Goal: Child’s Higher Education and Marriage
Education nowadays doesn’t come cheap, and with a barrage of unprecedented expenditures in the form of private schools, tuitions, extracurricular activities, professional degrees and hostel fees, you will put a severe dent on your savings.
Fortunately, you can prepare well in advance to fend off any such financial contingencies by purchasing a child plan. Depending on the investment horizon, you can choose the policy duration between 7 to 17 years to build a corpus. Reputable insurers like Future Generali offer you the option to avail guaranteed payouts depending upon your child’s education milestone.
Also, you can protect your child’s future even in case of an unfortunate event in your life such as death or permanent disability.

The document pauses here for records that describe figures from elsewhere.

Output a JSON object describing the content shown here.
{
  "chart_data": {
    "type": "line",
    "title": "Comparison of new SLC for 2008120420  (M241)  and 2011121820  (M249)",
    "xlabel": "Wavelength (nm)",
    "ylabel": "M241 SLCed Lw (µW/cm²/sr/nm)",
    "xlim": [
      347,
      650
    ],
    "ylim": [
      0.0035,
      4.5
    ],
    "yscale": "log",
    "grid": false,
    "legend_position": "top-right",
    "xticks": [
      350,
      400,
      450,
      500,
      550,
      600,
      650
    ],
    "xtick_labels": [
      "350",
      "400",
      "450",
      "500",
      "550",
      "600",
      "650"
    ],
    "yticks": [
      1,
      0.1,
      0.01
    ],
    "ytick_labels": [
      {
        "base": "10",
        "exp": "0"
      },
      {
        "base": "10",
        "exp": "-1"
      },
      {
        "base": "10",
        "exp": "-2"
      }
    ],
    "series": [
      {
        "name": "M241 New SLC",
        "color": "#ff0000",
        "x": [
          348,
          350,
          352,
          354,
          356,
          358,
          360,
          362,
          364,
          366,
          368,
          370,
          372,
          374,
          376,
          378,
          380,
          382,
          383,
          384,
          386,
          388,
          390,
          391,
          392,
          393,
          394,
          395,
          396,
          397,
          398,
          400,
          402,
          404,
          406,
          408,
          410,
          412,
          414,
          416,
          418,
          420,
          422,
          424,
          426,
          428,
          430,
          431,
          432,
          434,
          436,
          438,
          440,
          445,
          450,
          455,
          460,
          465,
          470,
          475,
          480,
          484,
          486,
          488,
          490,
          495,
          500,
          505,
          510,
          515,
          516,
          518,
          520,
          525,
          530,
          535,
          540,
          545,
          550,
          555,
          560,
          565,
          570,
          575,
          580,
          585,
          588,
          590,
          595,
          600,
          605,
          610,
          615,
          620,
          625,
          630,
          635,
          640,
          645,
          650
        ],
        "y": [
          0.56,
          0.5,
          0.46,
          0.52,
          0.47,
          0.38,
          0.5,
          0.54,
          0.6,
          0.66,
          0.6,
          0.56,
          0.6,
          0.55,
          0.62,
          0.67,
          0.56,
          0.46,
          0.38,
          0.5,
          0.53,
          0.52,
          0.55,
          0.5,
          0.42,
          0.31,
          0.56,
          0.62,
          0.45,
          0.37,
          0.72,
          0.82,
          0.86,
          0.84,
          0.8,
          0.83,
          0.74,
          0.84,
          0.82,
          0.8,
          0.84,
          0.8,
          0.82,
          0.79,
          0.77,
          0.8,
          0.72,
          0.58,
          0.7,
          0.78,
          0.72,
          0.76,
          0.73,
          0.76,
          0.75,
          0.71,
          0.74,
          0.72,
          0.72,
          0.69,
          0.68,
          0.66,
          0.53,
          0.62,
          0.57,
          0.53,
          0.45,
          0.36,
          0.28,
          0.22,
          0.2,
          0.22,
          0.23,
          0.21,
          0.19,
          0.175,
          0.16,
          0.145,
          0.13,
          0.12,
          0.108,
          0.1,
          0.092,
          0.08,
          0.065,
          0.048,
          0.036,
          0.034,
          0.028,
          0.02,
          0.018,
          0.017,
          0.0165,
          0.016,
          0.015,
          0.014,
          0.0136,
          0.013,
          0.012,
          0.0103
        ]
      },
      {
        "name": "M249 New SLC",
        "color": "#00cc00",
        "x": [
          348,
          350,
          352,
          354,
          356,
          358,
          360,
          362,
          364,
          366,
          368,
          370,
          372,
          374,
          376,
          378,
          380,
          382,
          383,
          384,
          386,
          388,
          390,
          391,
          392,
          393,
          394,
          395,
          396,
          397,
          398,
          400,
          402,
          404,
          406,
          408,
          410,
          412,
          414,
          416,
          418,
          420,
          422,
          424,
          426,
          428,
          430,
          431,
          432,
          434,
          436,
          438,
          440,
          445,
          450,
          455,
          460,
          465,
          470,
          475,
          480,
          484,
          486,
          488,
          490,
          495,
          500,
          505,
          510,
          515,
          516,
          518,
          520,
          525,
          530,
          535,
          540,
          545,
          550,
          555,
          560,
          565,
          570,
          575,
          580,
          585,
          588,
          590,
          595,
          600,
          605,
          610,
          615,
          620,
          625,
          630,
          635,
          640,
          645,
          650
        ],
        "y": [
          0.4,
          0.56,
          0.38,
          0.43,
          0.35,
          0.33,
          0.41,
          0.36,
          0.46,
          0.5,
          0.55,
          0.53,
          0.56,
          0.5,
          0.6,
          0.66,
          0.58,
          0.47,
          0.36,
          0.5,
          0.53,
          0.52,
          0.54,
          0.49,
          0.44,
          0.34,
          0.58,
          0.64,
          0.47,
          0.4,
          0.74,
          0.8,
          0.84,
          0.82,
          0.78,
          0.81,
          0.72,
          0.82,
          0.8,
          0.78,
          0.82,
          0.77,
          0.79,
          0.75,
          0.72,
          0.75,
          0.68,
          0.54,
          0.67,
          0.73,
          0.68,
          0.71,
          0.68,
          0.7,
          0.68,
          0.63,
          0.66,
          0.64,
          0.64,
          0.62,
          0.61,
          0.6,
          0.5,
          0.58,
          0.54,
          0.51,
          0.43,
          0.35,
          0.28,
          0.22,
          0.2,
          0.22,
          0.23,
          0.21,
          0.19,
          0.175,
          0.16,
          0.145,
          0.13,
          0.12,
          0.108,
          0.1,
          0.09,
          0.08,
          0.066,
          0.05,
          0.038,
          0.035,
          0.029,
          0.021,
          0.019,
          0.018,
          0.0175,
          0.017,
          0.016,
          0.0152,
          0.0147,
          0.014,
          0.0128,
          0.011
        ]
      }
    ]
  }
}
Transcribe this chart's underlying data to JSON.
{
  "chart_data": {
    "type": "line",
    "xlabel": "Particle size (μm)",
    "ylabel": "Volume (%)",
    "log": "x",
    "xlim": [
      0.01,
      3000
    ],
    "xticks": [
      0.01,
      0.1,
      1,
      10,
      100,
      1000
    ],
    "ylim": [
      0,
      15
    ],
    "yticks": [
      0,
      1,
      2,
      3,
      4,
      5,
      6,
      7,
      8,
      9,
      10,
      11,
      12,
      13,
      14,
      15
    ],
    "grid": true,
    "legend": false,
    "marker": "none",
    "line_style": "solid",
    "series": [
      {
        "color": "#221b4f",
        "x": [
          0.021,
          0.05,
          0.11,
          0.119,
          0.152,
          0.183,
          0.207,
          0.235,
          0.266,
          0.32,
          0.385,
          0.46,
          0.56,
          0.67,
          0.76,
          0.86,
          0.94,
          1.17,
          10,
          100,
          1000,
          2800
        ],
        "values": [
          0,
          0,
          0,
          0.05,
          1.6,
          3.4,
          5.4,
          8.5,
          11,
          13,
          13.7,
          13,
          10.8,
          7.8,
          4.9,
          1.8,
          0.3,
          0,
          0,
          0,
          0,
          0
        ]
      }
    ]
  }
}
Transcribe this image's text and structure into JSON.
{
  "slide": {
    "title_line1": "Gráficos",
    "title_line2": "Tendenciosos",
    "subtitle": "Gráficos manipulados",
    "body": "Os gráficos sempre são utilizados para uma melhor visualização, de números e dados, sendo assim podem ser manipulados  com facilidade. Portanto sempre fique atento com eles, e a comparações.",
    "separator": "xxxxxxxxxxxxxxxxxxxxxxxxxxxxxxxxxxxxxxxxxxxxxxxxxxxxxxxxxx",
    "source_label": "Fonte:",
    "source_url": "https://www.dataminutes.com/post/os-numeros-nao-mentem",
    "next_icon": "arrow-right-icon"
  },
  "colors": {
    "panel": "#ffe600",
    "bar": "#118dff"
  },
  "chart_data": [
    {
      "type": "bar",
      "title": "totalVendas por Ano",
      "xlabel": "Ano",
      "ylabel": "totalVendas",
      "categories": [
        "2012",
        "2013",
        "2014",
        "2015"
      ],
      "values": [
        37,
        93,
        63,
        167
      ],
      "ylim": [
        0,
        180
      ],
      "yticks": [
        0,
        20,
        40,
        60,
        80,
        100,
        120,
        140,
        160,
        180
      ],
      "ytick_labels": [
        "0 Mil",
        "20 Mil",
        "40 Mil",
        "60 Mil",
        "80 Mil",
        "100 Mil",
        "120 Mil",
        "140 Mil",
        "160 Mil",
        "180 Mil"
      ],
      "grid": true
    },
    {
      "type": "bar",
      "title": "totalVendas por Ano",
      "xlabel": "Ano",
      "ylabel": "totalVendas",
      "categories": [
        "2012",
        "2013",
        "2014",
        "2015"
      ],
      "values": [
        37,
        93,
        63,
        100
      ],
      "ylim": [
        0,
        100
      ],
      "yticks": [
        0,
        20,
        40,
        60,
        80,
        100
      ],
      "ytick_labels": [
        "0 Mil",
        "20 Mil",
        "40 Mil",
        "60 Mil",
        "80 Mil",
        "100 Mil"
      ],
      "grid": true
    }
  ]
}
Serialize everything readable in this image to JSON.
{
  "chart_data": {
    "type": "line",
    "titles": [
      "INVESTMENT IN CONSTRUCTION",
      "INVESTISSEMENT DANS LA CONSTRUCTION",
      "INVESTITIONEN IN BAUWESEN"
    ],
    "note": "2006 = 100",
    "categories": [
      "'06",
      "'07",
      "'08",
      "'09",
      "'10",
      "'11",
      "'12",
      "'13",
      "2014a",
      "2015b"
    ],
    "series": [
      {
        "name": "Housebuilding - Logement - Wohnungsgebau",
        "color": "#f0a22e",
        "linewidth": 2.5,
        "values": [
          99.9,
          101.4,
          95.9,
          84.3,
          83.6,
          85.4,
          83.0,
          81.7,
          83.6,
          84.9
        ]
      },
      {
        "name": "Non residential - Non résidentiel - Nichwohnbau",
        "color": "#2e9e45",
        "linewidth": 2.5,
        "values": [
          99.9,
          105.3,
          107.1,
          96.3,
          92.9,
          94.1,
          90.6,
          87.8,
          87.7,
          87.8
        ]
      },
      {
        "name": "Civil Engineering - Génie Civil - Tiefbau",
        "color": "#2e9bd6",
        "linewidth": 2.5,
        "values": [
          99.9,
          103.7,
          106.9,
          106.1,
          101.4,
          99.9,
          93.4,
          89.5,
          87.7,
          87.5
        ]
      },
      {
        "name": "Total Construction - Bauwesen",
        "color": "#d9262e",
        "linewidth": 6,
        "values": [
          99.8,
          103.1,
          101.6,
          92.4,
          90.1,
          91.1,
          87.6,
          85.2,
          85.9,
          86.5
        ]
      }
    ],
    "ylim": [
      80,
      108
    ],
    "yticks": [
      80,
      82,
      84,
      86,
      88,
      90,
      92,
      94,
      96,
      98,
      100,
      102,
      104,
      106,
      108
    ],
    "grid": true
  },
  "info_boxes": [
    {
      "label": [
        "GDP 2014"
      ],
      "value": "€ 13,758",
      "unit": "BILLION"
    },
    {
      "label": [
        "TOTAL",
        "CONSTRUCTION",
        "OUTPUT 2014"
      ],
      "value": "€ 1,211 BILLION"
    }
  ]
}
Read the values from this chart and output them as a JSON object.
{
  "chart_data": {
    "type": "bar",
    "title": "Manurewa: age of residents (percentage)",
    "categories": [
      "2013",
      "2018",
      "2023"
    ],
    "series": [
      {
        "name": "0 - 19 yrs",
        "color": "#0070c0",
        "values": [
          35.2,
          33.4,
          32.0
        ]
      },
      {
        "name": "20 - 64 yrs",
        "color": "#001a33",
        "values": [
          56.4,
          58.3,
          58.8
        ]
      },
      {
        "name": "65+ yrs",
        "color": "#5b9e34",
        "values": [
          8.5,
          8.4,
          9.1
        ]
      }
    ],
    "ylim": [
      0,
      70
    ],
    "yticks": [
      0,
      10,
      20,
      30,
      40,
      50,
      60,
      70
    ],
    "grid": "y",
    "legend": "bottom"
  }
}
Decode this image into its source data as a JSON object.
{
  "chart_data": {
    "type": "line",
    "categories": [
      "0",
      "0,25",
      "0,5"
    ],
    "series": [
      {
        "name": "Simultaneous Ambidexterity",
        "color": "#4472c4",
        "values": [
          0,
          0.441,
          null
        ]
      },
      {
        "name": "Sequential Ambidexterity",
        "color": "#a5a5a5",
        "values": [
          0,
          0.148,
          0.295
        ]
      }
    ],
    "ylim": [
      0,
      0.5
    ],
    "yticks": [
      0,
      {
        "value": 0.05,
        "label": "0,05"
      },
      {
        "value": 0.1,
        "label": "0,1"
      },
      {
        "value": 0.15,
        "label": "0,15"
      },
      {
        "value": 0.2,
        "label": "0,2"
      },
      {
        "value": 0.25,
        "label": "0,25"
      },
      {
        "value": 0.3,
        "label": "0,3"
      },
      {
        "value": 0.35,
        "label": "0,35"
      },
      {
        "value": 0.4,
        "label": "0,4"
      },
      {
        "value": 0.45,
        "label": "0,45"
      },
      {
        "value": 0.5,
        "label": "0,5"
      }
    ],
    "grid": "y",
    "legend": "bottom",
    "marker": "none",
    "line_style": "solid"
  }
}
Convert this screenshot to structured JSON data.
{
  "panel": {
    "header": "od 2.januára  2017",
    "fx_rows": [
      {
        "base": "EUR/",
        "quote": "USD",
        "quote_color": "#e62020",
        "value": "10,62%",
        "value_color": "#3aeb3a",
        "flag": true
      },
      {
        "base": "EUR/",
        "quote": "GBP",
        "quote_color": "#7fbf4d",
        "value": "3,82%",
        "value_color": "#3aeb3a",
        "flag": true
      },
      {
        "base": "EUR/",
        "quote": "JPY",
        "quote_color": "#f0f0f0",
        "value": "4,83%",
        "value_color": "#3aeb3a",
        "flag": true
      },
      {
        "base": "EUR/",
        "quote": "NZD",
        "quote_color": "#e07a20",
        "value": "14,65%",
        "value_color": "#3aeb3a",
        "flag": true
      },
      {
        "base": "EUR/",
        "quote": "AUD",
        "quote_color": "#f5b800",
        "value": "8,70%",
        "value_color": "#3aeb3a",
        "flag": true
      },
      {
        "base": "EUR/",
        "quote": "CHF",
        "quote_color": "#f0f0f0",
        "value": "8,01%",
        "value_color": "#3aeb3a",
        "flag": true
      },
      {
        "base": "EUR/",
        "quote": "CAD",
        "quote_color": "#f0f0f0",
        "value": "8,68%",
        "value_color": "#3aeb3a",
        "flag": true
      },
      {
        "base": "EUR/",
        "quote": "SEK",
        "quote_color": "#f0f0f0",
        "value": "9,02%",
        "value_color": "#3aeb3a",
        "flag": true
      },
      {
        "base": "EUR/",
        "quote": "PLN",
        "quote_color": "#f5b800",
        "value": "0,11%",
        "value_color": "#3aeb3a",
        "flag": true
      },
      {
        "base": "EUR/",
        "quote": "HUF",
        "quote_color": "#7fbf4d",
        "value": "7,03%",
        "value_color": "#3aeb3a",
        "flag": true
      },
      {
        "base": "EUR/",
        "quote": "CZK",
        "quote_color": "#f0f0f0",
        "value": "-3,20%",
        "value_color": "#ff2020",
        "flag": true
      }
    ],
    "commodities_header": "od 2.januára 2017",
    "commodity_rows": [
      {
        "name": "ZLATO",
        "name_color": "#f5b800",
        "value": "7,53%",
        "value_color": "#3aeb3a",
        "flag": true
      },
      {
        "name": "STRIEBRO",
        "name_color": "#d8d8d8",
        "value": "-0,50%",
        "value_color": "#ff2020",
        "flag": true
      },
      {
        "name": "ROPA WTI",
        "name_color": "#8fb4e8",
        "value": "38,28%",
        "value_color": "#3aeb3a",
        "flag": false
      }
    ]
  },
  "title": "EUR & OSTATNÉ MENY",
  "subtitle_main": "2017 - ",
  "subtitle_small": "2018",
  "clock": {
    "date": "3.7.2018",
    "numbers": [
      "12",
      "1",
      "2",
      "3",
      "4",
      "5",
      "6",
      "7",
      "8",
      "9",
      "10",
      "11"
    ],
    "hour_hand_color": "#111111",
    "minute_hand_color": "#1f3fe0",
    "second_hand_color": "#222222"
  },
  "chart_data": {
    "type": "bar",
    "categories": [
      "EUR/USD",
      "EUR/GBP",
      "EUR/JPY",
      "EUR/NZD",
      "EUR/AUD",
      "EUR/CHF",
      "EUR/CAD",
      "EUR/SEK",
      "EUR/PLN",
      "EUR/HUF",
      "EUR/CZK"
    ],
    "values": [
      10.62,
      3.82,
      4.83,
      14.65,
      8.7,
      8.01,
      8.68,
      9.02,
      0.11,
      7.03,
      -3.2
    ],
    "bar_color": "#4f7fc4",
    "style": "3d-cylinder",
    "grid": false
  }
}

Further, your investments into a child plan are also eligible for tax deductions as per prevailing tax laws.
Each one of us has aspirations in life. These goals not only take us ahead in life but also inspire us to work towards shaping our future. Despite our differences; however, our goals are often not that different. For example, many of us want to own a home, buy a car, ensure that our children receive the best possible education and build a large corpus for retirement, and so on. The only way that we can fulfil these goals is by diligently planning our finances and investing in instruments that avail capital appreciation over the long-term. That said, we also need to maximise our tax savings through investments into tools such as life insurance, ULIPs and critical health insurance.